Ooh, this is a fun one. This week's Fun Monday host, Jo at Chocolate and Other Things, wants to hear about our mom or grandma. Here are her instructions:
March 2nd is my Mom's birthday and was her mother's birthday as well. For this week's Fun Monday, tell me something fun about your mother and/or her mother. What fun, weird, laughable memories do you have of your Mom or your Grandma?
I have many fun memories of my mother and enjoy making new ones with her on a regular basis. Growing up, I always felt she was a little different than my friends' mothers. Mama liked to have fun. Oh, she made us do chores and was pretty strict with the discipline. (Remind me sometime to tell you about the time she spanked me with a wooden spoon.) But she has always enjoyed life and a hearty laugh. She's the woman in the theater who laughs too loud and too long. My good friend E. whom I've known since kindergarten reminds me every now and then of the time when we were kids and mama told us she wanted to ride an ostrich.

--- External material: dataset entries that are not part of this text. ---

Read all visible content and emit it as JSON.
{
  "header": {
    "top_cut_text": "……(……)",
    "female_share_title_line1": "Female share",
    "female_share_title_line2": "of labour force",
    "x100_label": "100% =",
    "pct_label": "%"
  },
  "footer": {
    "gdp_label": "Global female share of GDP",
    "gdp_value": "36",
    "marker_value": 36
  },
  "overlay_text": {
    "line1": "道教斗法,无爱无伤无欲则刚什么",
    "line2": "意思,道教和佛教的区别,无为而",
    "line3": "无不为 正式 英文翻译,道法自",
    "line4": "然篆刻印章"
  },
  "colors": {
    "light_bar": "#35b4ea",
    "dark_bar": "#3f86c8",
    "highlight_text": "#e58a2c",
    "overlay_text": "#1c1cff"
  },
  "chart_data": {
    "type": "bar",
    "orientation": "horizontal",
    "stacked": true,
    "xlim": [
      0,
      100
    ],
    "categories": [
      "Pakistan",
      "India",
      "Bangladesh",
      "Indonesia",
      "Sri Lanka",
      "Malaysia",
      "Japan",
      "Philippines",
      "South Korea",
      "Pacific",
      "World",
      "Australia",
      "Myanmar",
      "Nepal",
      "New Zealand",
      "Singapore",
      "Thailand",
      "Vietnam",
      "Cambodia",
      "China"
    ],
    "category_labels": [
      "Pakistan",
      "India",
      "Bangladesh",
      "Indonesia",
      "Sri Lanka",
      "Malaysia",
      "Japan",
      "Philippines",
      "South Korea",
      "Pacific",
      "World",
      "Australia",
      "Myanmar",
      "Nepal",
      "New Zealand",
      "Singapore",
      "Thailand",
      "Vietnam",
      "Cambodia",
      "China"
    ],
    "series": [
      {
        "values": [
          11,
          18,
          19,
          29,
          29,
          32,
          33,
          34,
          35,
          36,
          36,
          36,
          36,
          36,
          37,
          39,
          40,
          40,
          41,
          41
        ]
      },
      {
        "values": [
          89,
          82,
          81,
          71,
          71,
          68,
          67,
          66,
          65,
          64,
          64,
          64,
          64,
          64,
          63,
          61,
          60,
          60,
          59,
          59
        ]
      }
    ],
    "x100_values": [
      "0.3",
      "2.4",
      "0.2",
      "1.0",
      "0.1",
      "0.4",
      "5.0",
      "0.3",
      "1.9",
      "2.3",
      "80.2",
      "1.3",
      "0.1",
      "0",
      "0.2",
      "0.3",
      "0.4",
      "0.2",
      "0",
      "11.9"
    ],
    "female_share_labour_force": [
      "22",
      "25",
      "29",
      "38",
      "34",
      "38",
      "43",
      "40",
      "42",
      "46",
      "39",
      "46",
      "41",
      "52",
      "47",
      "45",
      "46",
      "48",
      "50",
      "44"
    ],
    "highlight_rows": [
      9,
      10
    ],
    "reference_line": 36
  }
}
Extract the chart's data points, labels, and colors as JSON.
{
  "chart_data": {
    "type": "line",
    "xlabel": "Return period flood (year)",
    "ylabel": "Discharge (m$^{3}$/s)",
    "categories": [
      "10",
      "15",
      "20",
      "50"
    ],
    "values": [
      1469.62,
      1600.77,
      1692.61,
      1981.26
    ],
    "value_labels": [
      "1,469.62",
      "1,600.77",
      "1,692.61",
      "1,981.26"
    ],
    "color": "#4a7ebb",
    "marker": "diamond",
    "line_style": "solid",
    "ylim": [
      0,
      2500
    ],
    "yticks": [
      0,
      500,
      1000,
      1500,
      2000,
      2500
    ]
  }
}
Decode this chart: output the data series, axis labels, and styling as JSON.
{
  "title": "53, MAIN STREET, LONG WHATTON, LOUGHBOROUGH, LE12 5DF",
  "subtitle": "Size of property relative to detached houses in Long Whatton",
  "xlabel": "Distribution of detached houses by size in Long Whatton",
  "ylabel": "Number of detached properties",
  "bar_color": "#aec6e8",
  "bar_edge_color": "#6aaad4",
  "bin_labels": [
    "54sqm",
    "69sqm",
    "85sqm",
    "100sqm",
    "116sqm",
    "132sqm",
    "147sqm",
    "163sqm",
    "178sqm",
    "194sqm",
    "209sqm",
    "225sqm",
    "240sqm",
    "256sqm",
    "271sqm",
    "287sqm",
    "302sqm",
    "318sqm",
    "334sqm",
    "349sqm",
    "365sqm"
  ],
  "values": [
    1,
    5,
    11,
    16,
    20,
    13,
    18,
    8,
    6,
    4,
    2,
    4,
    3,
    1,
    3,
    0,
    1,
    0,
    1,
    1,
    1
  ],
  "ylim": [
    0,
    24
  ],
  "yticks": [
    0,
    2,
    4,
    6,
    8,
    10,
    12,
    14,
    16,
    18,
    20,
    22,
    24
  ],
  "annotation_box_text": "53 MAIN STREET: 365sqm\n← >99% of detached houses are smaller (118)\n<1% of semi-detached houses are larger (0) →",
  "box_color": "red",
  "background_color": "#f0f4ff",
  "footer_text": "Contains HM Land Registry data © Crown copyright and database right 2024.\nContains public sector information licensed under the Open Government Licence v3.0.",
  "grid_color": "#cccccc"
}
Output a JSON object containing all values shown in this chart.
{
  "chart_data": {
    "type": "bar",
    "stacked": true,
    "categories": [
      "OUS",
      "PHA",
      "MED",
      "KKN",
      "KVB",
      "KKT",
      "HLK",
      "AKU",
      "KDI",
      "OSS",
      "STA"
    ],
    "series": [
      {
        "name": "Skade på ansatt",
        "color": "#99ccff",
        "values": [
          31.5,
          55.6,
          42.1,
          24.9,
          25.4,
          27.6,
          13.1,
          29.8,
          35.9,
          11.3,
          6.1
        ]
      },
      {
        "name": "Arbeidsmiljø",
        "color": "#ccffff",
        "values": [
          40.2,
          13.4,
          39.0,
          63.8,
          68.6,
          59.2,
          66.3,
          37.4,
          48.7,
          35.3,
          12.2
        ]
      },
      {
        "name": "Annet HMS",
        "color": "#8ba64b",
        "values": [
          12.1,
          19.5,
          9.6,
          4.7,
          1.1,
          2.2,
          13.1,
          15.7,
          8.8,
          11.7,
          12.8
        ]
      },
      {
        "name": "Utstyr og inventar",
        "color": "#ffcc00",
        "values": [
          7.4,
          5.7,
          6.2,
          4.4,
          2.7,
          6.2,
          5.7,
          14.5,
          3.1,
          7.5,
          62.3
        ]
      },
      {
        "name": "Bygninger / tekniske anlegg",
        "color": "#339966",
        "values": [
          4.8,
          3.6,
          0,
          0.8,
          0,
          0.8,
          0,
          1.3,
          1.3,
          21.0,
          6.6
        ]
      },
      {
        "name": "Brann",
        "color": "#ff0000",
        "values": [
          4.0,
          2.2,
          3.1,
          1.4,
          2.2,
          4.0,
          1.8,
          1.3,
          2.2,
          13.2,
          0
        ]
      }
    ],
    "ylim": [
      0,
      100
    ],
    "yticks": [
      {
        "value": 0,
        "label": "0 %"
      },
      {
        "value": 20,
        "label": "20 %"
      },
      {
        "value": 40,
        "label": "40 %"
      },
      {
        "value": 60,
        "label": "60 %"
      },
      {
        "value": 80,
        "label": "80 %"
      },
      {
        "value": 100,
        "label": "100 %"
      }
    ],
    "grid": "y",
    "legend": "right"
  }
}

The older I get the more I learn about my mother and how wrong many of my assumptions about her over the years have been, especially when our conversations stray into politics and heavy issues like abortion and health care. It took me a long time to realize that she isn't defined solely by motherhood. That's she's a woman who has lived, loved and dreamed. I guess that's why I like this picture of her so much.
She's the one in the middle, standing in front of the airplane her daddy flew. That's two of her three siblings next to her. She is a poet with a deep appreciation of the written and spoken word, so I should probably thank her for my love of writing and reading. She took me and my brothers to the library all of the time when we were kids. The memory of her I'm sharing with you today isn't exactly a joyous one, but it makes me smile whenever she tells this story because it really does give me insight into the wonderful person that she is.
When I was really young we lived just outside of Chicago. I was the firstborn, and SuperCop didn't come along until I was five years old, so for a while I had mama to myself when daddy was at work. I have memories of sharing Dr. Pepper's and Hostess fruit pies at the beauty shop each week and riding the train to the southern tip of Illinois to visit my grandparents on weekends. Occasionally, mama babysat other kids to make a little money and to give me a playmate. When I was about four she started watching a baby during the day. The baby's parents were somewhat poor and had several other children and mama always felt like the baby probably didn't get the attention it needed. One night the baby's parents knocked on our door, said they'd had a fire at their house and asked mama to watch the baby for a few hours while they made arrangements for a place to stay. She did. However, a few hours stretched into several hours with no word from the family. The hours began to stack up, and mama had no way of getting in touch with the baby's parents. This was in the late 1960's when communication wasn't what it is today. Mama started to worry that something had gone wrong. The supplies the family had left with the baby ran out, and mama went to the store for more formula. I forget how much time passed, but after a few days it became obvious that the parents had left town. Mama went to the police station to report it. The police asked her to continue caring for the baby while they looked for the child's family. They found them. In neighboring Indiana. And while they made excuses for not calling mama or checking up on the baby, it was obvious to everyone involved that the parents probably had no intention of coming back for the baby. They had dropped her at mama's doorstep and tried not to turn around, but the police couldn't prove it. The parents thanked mama for taking care of the baby and took the child from mama's reluctant arms.
Over the years, mother has wondered about that child. Wondered what kind of childhood she had. Whether she was taken care of and what kind of life she leads now. Most of all she has wondered what would have happened if she had just kept the baby and never said anything to the police. In those days, she might have gotten away with it. She probably could have given some kind of story about a lost birth certificate, ordered another one and carried on as if nothing had happened. Maybe not. I know she has never forgotten about that child and even though she did the right thing, she's never felt comfortable with the decision to hand that baby back to those parents. And I've never heard her judge those parents, either. She considers the possibility that they made a desperate decision out of love for that baby. We'll never know, but I do know I love my mother very much for her choices with her own children and that little girl left on her doorstep.